9.Bölüm: Zoraki Alışmışlıklar

5.1K 196 287
                                    



  Yalnızlığın sebebi ne o, nede bir başkasıdır. Sadece ulaşamayacağı bir hayale giden kalbin gerçeği anlamasıdır.

Gore Vidal

Bölüm Şarkılarımız:

Yaşlı Amca: Giderdi Hoşuma

Resul Dindar: Sarıl Bana


Bölüme başlamadan önce buraya siyah kalp bırakır mısınız ???????



****************

İnsan alışır. Zaman geçer, dünya değişir, beden değişir ama acı tazedir. Her gördüğün şeyde yansıtır kendini kalbin çıkmazına. Oraya gömülür. Unuttum sanırsın ama yaptığın şey yalnızca alışmaktır. Bunlar hayatın, kaderin ellerine bıraktığı iplikte atılan düğümlerdir. Çözmeye çalışırsın lakin kader buna engel olur. Kaçmak istersin, başladığın yere geri dönersin.

Dünya bu yüzden yuvarlaktır. Kendinden kaçamayacağını sana hatırlatmak içindir. Ne kadar kaçarsan kaç, geldiğin yer yine bendindir.

Ben kendimden kaçmak istemiştim. Kapılarımı kapatıp yalnızlığımla, kimseye zarar vermeden yaşamak istemiştim. Bir başkasını da 'yine' öldürmeden yalnızlığımın esiri olacaktım. Nerden çıkmıştı bu adam ? Bütün ihtimallerimi sıfırlayarak neyi amaçlamıştı ?

Kader hayatıma acıyla attığı düğümü aşkla mı çözmek istiyordu ? Acılarım buraya kadar mıydı ? Benim için vakit mükafatlarıma kavuşma vakti miydi ? Karşımda uyukusuzluktan kızarmış elalarıyla gözlerime bakan adam o düğümü çözecek olan el miydi ?

Haftalardır yanındaydım.
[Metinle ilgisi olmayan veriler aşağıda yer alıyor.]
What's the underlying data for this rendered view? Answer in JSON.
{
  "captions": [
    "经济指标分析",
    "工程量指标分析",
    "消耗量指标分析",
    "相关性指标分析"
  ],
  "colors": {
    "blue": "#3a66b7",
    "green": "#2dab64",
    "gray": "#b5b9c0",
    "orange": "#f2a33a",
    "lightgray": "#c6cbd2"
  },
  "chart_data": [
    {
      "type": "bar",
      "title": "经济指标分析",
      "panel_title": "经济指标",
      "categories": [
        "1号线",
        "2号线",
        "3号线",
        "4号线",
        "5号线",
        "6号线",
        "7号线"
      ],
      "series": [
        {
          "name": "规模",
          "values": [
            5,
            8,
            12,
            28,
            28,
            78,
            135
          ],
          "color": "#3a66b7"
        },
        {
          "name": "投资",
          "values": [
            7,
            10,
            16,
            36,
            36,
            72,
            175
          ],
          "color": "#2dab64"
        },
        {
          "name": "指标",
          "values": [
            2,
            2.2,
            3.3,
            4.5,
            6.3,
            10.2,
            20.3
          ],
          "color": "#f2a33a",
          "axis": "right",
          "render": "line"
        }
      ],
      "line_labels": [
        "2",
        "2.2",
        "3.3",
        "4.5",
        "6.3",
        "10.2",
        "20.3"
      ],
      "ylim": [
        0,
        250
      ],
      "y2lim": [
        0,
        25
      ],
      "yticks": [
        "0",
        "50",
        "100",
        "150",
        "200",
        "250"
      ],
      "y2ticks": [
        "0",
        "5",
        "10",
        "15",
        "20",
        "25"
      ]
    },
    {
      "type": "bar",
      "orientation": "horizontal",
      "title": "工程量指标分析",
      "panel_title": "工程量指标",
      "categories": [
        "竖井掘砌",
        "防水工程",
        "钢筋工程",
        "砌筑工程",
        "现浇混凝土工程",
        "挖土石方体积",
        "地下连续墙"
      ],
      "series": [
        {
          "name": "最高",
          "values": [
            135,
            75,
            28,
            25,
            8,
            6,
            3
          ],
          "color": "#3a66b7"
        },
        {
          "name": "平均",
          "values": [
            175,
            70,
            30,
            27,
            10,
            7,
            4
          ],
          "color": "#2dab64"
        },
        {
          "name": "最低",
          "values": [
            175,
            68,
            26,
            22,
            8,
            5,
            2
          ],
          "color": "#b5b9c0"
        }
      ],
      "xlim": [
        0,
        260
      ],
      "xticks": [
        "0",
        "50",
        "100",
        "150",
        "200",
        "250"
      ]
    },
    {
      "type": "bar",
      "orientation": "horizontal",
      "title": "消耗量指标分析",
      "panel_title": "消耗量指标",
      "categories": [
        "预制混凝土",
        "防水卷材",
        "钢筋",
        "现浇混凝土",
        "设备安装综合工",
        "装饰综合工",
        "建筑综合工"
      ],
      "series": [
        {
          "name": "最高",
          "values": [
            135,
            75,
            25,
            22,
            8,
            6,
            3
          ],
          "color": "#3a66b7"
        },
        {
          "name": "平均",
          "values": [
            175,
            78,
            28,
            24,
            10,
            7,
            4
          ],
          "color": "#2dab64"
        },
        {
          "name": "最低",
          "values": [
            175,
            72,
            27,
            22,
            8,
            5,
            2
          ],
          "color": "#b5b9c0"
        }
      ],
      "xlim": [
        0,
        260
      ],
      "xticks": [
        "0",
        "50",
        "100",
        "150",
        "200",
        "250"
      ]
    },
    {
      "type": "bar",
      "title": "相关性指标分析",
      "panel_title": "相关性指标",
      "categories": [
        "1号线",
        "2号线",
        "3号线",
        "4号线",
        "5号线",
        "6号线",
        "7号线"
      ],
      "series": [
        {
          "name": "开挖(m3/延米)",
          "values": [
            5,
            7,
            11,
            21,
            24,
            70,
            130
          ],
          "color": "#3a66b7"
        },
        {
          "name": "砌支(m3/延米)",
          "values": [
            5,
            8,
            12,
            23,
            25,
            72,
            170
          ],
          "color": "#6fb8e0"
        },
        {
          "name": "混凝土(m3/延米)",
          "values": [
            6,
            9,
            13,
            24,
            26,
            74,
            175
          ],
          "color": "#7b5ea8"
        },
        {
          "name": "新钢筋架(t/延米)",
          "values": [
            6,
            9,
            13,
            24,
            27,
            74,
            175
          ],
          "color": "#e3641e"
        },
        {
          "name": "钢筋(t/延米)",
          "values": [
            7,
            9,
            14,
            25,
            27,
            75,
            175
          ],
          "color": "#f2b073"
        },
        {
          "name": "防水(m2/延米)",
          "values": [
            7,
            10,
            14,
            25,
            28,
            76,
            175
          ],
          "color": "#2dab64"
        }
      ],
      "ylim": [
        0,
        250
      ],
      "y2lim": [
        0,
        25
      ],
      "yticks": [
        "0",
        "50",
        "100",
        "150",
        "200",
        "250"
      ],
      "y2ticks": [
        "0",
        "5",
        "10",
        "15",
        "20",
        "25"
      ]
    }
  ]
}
Ve artık biliyordum ki Ateş benim kanlı düğümümü çözecek olan adamdı. İnatlaşsak da o bana iyi geliyordu. Ateş Avcı hayatımın neresindeydi bilmiyorum ama o kendi isteğiyle yanımda kalacak gibi hissediyordum. Yaramı saracak mıydı ? Zaman gösterecekti.

Bunu yapabilecek miydin Ateş ?

Araba da uyuya kaldıktan sonra Ateş beni uyandırmamak için saatlerce yollarda dönüp durmuştu. Benzin bitince de petrolde durmuştu.

Elinde bir poşet dolusu çikolata ile bana bakan elalar gerçek olamayacak kadar hayaldi benim için. Bunca zaman izin vermedim kimseye. İlgilerini hissetmek istemedim. Eğer alışırsam ve onlar da annem gibi, hiçbir şey söylemeden öylece bırakıp giden babam gibi olurlarsa kaldıramazdım. Aynı şeyleri tekrar yaşayamazdım.

Bundandı ördüğüm duvarlar. Ben sevginin bağlılığından korktuğum için istemiyordum. Belki de korkaktım. Sevgi gibi saf bir duygudan korkan acınası bir zavallıydım ama Ateş farklıydı o yanımdaydı. Kilitlendiğim kapıları açıyordu. Karanlığıma ışık tutuyordu.

Elindeki poşeti bana doğru uzattığında şaşkın gözlerle ona bakıyordum. Saatlerdir uyanmamam için öylece aynı yollarda sürüyordu arabayı. Neden yapıyordu ? Amacı beni kendine alıştırmak mıydı ? Görmüyor muydu ? Ben ona alışıyordum.

Kafamı kurcalayan soruları bir kenara bıraktım. Karşımda ifadesizce elinde koca bir poşet tutan Ateş de sabitledim yeşillerimi.

İfadesiz tavrı gecenin ayazında sinirimi körüklemeye başlamıştı. İçimde çiçekler açtıran ilgisi, katlanamadığım belirsizliğiyle bıraktığı ikilem yüzünden şu an elimde olsa burnunu kırardım ama değildi işte. Adam bordo bereliydi yumruğum çakıl taşı etkisi dahi yaratmayacaktı.

Kafamdaki saçma senaryolar tekrar bastığında artık içimdekileri sormam gerekiyordu. 'Yapma' demem gerekiyordu. Beni kendine alıştırma. Yapma... sana çekiliyorum izin verme.